En 2009 Obama ya ordenó reducir el alcance del embargo comercial que Washington mantiene sobre La Habana. Ahora, las personas de doble nacionalidad con familiares en la isla pueden ir a visitarlos sin problemas, al tiempo que se han suavizado las limitaciones al envío de remesas.
Algunos de los cubanos en el exilio se oponen a esta postura de acercamiento, puesto que entienden que ayudan al régimen dirigido por Raúl Castro. Los exiliados más moderados mantienen en cambio que un mayor contacto entre las comunidades de los dos países puede instigar el cambio político en el país caribeño, y resultaría más efectivo que la política de sanciones y exclusión.
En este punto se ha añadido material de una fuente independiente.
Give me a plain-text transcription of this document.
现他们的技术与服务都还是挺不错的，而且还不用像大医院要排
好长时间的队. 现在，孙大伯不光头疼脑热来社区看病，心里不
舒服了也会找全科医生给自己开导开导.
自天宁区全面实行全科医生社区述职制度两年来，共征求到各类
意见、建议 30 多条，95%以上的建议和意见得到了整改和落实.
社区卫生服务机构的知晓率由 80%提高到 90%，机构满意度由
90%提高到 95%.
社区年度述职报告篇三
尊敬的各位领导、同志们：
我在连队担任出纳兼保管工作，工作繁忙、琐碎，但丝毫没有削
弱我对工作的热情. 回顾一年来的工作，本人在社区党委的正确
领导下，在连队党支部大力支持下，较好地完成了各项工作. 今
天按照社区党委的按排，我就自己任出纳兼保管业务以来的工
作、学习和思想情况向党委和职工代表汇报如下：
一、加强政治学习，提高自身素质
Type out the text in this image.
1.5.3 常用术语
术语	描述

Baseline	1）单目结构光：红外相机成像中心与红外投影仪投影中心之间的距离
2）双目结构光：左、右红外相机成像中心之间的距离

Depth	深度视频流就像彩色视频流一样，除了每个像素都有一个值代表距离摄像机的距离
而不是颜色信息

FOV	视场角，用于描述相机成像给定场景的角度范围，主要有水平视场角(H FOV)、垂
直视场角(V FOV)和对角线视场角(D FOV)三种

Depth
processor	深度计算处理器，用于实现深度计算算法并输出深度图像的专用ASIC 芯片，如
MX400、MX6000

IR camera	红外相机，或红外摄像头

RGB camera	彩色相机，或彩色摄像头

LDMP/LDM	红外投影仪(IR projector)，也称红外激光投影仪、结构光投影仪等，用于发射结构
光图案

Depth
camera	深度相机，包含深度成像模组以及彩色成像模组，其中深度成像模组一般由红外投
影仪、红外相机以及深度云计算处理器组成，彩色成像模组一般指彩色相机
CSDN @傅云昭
Representantes de los dos estados lograron el miércoles nuevos avances en la cuarta ronda de conversaciones sobre migración que se celebró en La Habana. No obstante, un nuevo motivo de distanciamiento es la detención en Cuba del empresario estadounidense Alan Gross, acusado de espionaje por introducir equipos de comunicación por satélite prohibidos en la isla, si bien todavía no se han impuesto cargos en su contra.
Los miembros cubano-americanos republicanos del Congreso han indicado que intentarán usar la mayor presencia republicana en el mismo para echar abajo cualquier acercamiento con el Gobierno de Castro y han condenado las medidas presidenciales sobre la isla.
"Aflojar estas regulaciones no ayudará a fomentar un entorno favorable a la democracia en Cuba. Estos cambios no ayudan en el alumbramiento de respeto de los derechos humanos y ciertamente no ayudará al pueblo cubano a liberarse de la tiranía que les envuelve," ha señalado la nueva presidenta del Comité de Asuntos Exteriores, Ileana Ros-Lehtinen.
La industria turística y fuentes diplomáticas han dicho que más de mil viajeros de los Estados Unidos llegan cada día a Cuba de media, la mayoría de origen cubano. Gran parte de ellos llegan en vuelos charter que no están estipulados como vuelos comerciales. Esto hace que los Estados Unidos sean la segunda fuente de viajeros de Cuba, sólo por detrás de Canadá.